Google hotels scraper for hotel details and contact data

The Google Hotels scraper extracts hotel name, rating, review count, star classification, address, phone number, photos, and source URL from a Google Hotels property page. Travel data teams, pricing analysts, and booking operations teams use it when they already have hotel URLs and need structured JSON.

The scraper works best in pipelines that start with known property pages. If your pipeline starts with a city search, date range, guest count, or filtered listing, run the search scraper first. Then pass each hotel entity URL into this extractor.

How to use this scraper

The Google Hotels Scraper job pipeline, from input to stored output.

ScrapeNow has two Google Hotels scrapers. They accept different URL types and return different record shapes.

Scraper	Use it when	Input
Extract Google Hotels data	You have a specific hotel property page	Google Hotels entity URL
Search Google Hotels by filters	You have a hotel listing or filtered search result	Google Hotels listing URL

This guide uses the Extract Google Hotels data. The same API request flow works across ScrapeNow’s Google scrapers, including hotel search, flights, maps, and AI search extraction.

Use the extract scraper for profile fields. Use the search scraper for result sets, availability views, and filtered hotel lists.

Step 1. Get the hotel URL

The url input must point to a specific hotel or residency in Google Hotels. It must start with https://www.google.com/.

Open google.com/travel, then click the Hotels option in the top navigation.

Google Travel Hotels tab showing Paris hotel results beside map

Google Hotels paris hotels search box and date guest fields highlighted

Enter the location, booking dates, and guest count. These inputs shape the Google Hotels page you open.

Choose the target hotel from the search results.

Google Hotels results highlighting ibis budget Courbevoie Paris La Defense card

Google Hotels ibis budget detail panel with Open in new tab highlighted

On the hotel result page, click the Open in new tab button next to the hotel name.

Google Hotels ibis budget entity page URL highlighted

Copy the URL from the browser address bar. Keep the full URL, including the entity ID and query string.

A valid entity URL usually contains /travel/hotels/entity/. Reject URLs from general Google Search results before sending jobs.

Step 2. Set the country code

The country input is optional. For API usage, send it as a two-letter ISO 3166-1 country code string.

Examples:

{
  "country": "US"
}

{
  "country": "GB"
}

Use US for United States, CA for Canada, and AU for Australia. Store country codes in uppercase before building jobs.

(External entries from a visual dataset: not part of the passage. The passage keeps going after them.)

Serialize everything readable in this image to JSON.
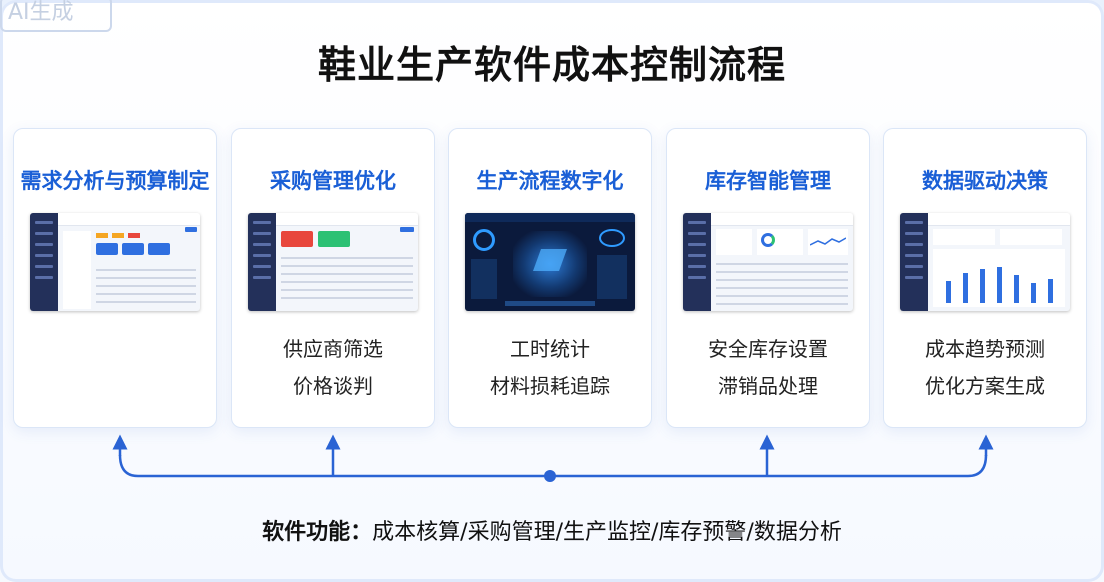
{
  "badge": "AI生成",
  "title": "鞋业生产软件成本控制流程",
  "cards": [
    {
      "title": "需求分析与预算制定",
      "items": []
    },
    {
      "title": "采购管理优化",
      "items": [
        "供应商筛选",
        "价格谈判"
      ]
    },
    {
      "title": "生产流程数字化",
      "items": [
        "工时统计",
        "材料损耗追踪"
      ]
    },
    {
      "title": "库存智能管理",
      "items": [
        "安全库存设置",
        "滞销品处理"
      ]
    },
    {
      "title": "数据驱动决策",
      "items": [
        "成本趋势预测",
        "优化方案生成"
      ]
    }
  ],
  "footer": {
    "label": "软件功能：",
    "text": "成本核算/采购管理/生产监控/库存预警/数据分析"
  },
  "colors": {
    "accent": "#1a5fd6",
    "arrow": "#2a63d4",
    "sidebar": "#23305a"
  }
}
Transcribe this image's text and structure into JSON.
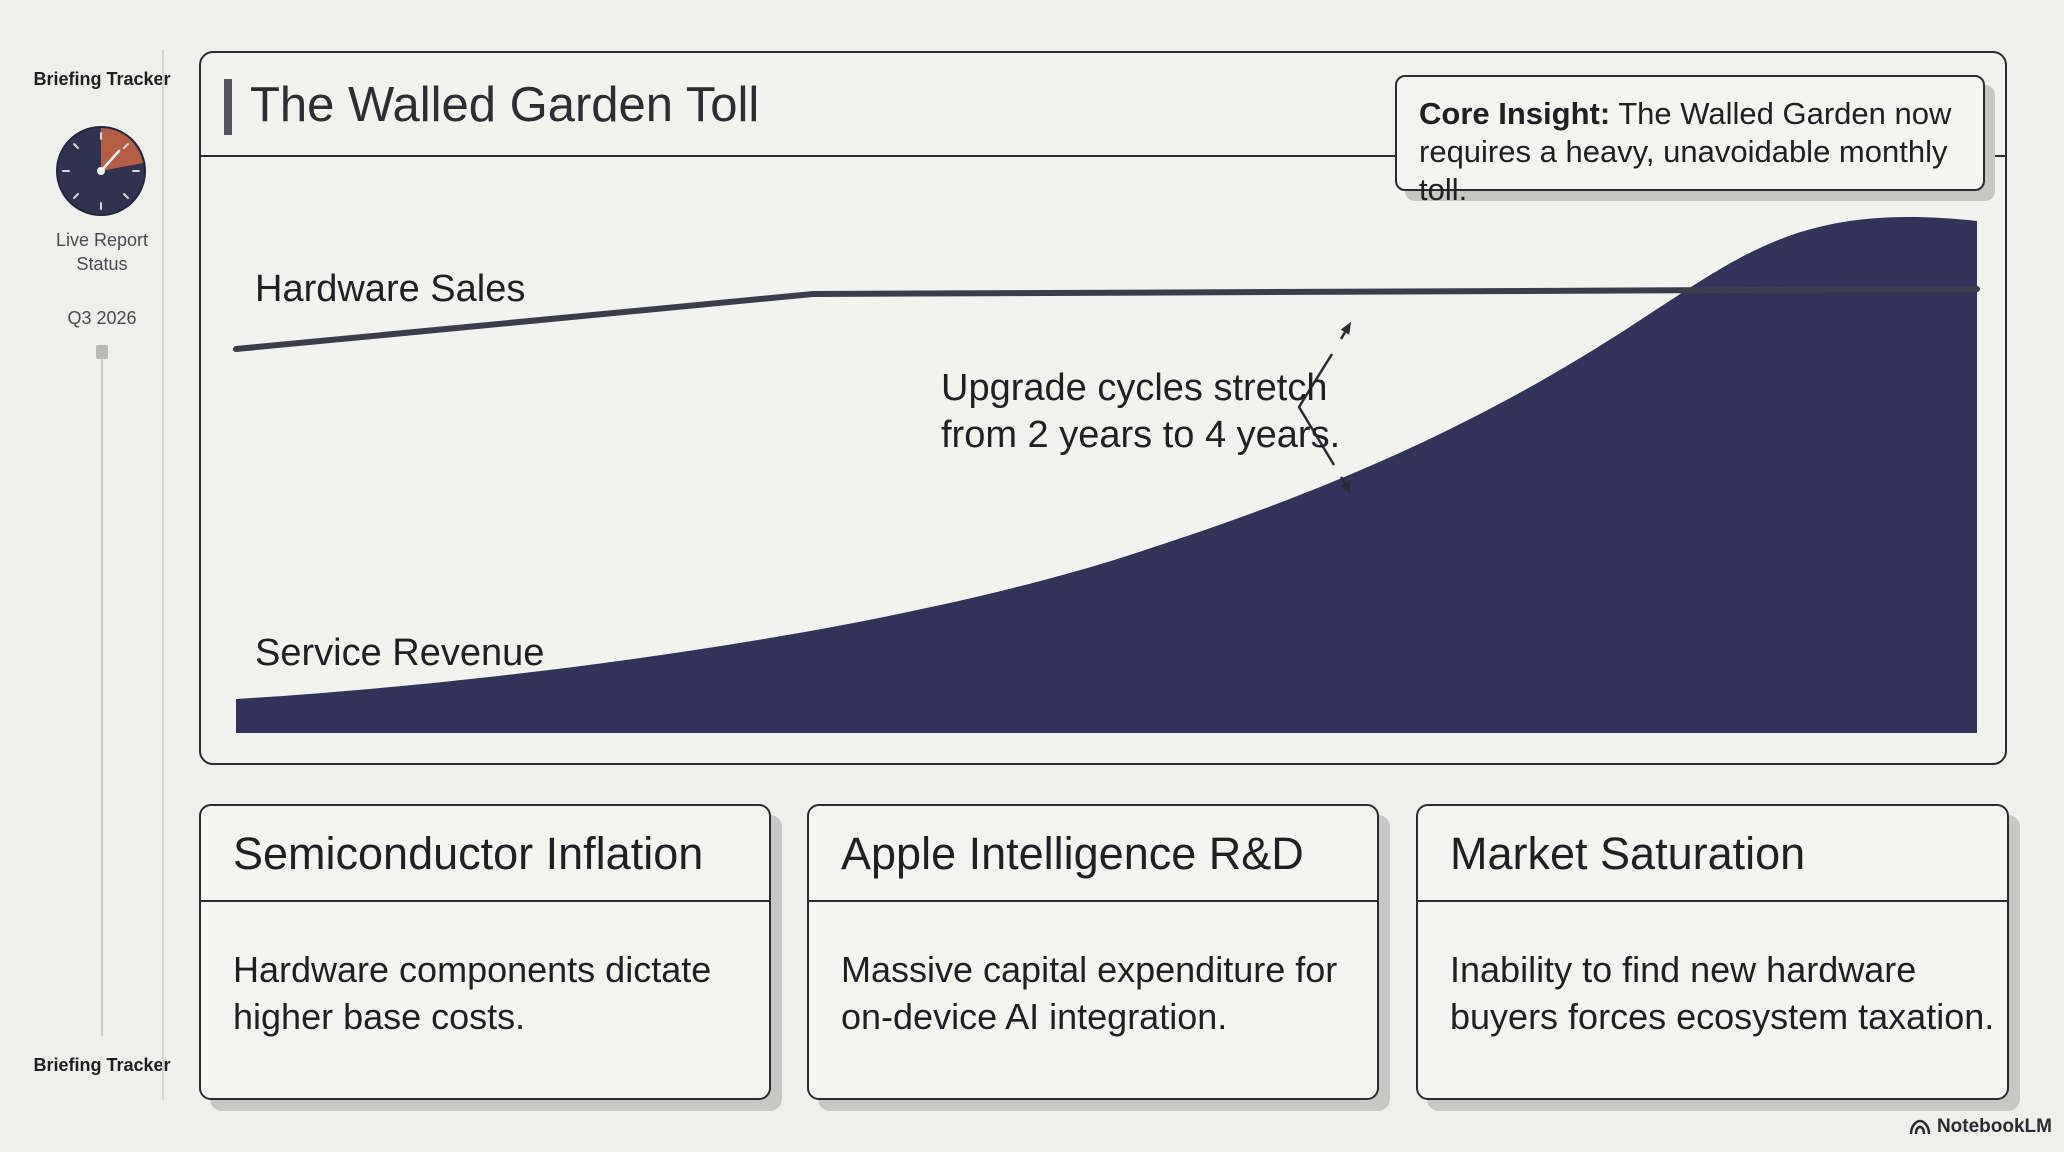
{
  "tracker": {
    "title_top": "Briefing Tracker",
    "status_label": "Live Report Status",
    "quarter": "Q3 2026",
    "title_bottom": "Briefing Tracker"
  },
  "chart": {
    "title": "The Walled Garden Toll",
    "insight_bold": "Core Insight:",
    "insight_text": " The Walled Garden now requires a heavy, unavoidable monthly toll.",
    "hardware_label": "Hardware Sales",
    "service_label": "Service Revenue",
    "annotation_line1": "Upgrade cycles stretch",
    "annotation_line2": "from 2 years to 4 years."
  },
  "chart_data": {
    "type": "area",
    "series": [
      {
        "name": "Hardware Sales",
        "style": "line",
        "trend": "rises gently then plateaus"
      },
      {
        "name": "Service Revenue",
        "style": "filled-area",
        "trend": "accelerating growth"
      }
    ],
    "annotation": "Upgrade cycles stretch from 2 years to 4 years.",
    "axes_visible": false,
    "grid": false,
    "colors": {
      "hardware": "#3b3d4c",
      "service": "#313359"
    }
  },
  "cards": [
    {
      "title": "Semiconductor Inflation",
      "body": "Hardware components dictate higher base costs."
    },
    {
      "title": "Apple Intelligence R&D",
      "body": "Massive capital expenditure for on-device AI integration."
    },
    {
      "title": "Market Saturation",
      "body": "Inability to find new hardware buyers forces ecosystem taxation."
    }
  ],
  "brand": {
    "name": "NotebookLM",
    "icon": "notebooklm-logo-icon"
  },
  "colors": {
    "background": "#efefec",
    "ink": "#2b2b33",
    "area_fill": "#313359",
    "dial_face": "#2f3350",
    "dial_accent": "#b45e45",
    "shadow": "#c7c7c4"
  }
}
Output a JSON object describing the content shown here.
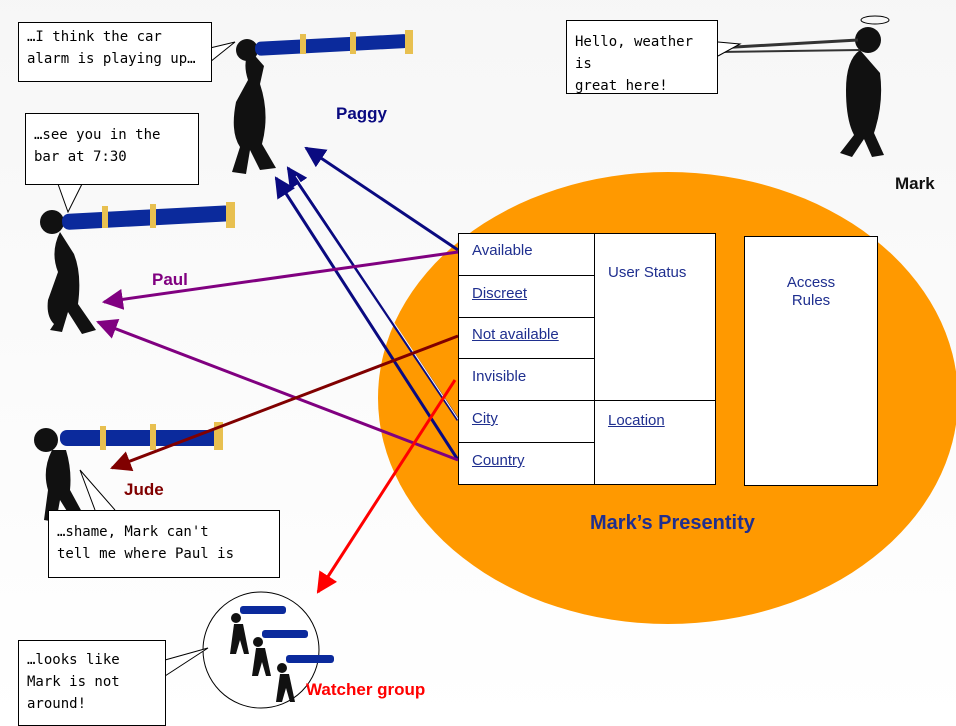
{
  "bubbles": {
    "paggy": "…I think the car\nalarm is playing up…",
    "mark": "Hello, weather is\ngreat here!",
    "paul": "…see you in the\nbar at 7:30",
    "jude": "…shame, Mark can't\ntell me where Paul is",
    "watcher": "…looks like\nMark is not\naround!"
  },
  "names": {
    "paggy": "Paggy",
    "mark": "Mark",
    "paul": "Paul",
    "jude": "Jude",
    "watcher": "Watcher group"
  },
  "presentity": {
    "title": "Mark’s Presentity",
    "status_items": [
      "Available",
      "Discreet",
      "Not available",
      "Invisible"
    ],
    "location_items": [
      "City",
      "Country"
    ],
    "user_status_label": "User Status",
    "location_label": "Location",
    "access_rules_label": "Access\nRules"
  },
  "colors": {
    "ellipse": "#ff9900",
    "paggy_arrow": "#0a0a80",
    "paul_arrow": "#800080",
    "jude_arrow": "#800000",
    "watcher_arrow": "#ff0000",
    "label_blue": "#1f2f8f",
    "telescope": "#0b2a9c"
  }
}
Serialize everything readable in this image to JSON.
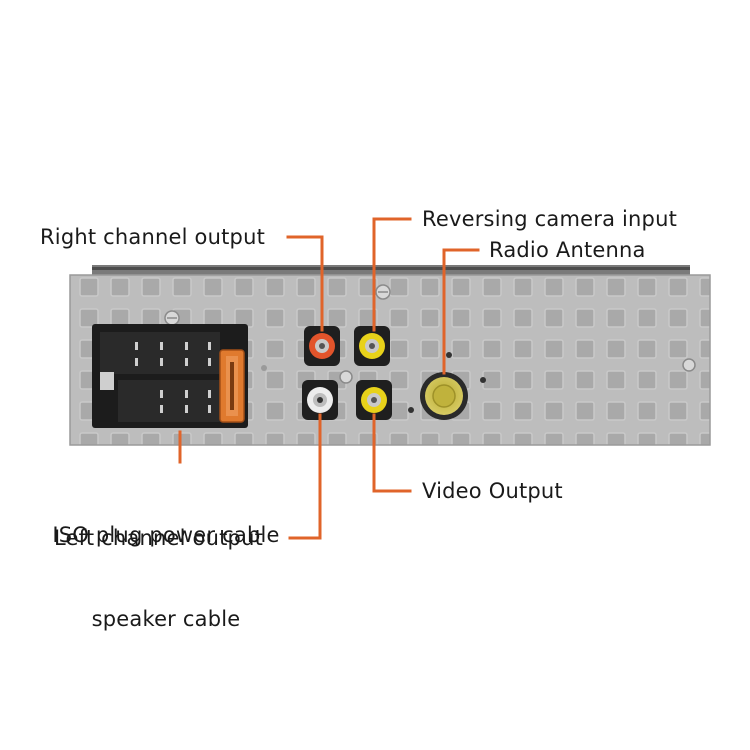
{
  "labels": {
    "right_channel_output": "Right channel output",
    "reversing_camera_input": "Reversing camera input",
    "radio_antenna": "Radio Antenna",
    "iso_plug_line1": "ISO plug power cable",
    "iso_plug_line2": "speaker cable",
    "video_output": "Video Output",
    "left_channel_output": "Left channel output"
  },
  "colors": {
    "callout_line": "#e0642a",
    "panel": "#b9b9b9",
    "rca_red": "#e2542b",
    "rca_yellow": "#e8d21a",
    "rca_white": "#ededed",
    "antenna": "#c9bb45",
    "iso_plug": "#1c1c1c",
    "fuse": "#e07a2e"
  },
  "icons": [
    "rca-jack-icon",
    "antenna-socket-icon",
    "iso-connector-icon",
    "fuse-icon",
    "screw-icon"
  ]
}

Country affects localization. Google can return different phone formatting, language hints, and regional URLs for the same hotel.

Step 3. Run the API request

Use this Python script. Replace YOUR_API_KEY with your ScrapeNow API key.

"""
Configuration:
    - Set SCRAPER_SLUG to the scraper you want to run.
    - Set SCRAPER_INPUTS to the list of input dicts matching that scraper's schema.
    - Set API_KEY to your scraper API key.
"""

import sys
import time
import json
import requests
import os

API_KEY = "YOUR_API_KEY"

SCRAPER_SLUG = "google-hotels-extract-by-url"

SCRAPER_INPUTS = [
    {
        "url": "https://www.google.com/travel/hotels/entity/ChgIr_jb2Zu3x-GjARoLL2cvMXRkYmxyMGcQAQ?ts=CAESCgoCCAMKAggDEAEaXgpAEjwKCC9tLzA1amJuMiUweDg4NjRlYzMyMTNlYjkwM2Q6MHg3ZDNmYjlkMGExZTlkYWEwOglOYXNodmlsbGUaABIaEhQKBwjqDxAGGAESBwjqDxAGGAgYBzICEAAqCQoFOgNaQVIaAA",
        "country": "US"
    }
]

BASE_URL = "https://api.scrapenow.io/api/v1/scraping"
TIMEOUT_SECONDS = 3600
POLL_INTERVAL = 5
SPINNER = "|/-\\"


def build_headers(api_key: str, content_type: str | None = None) -> dict:
    """Build headers using your API key."""
    headers = {"Authorization": f"Bearer {api_key}"}
    if content_type:
        headers["Content-Type"] = content_type
    return headers


def trigger_scrape(slug: str, inputs: list[dict]) -> str:
    """POST to the scrape endpoint and return the job_id."""
    url = f"{BASE_URL}/scrape?scraper={slug}"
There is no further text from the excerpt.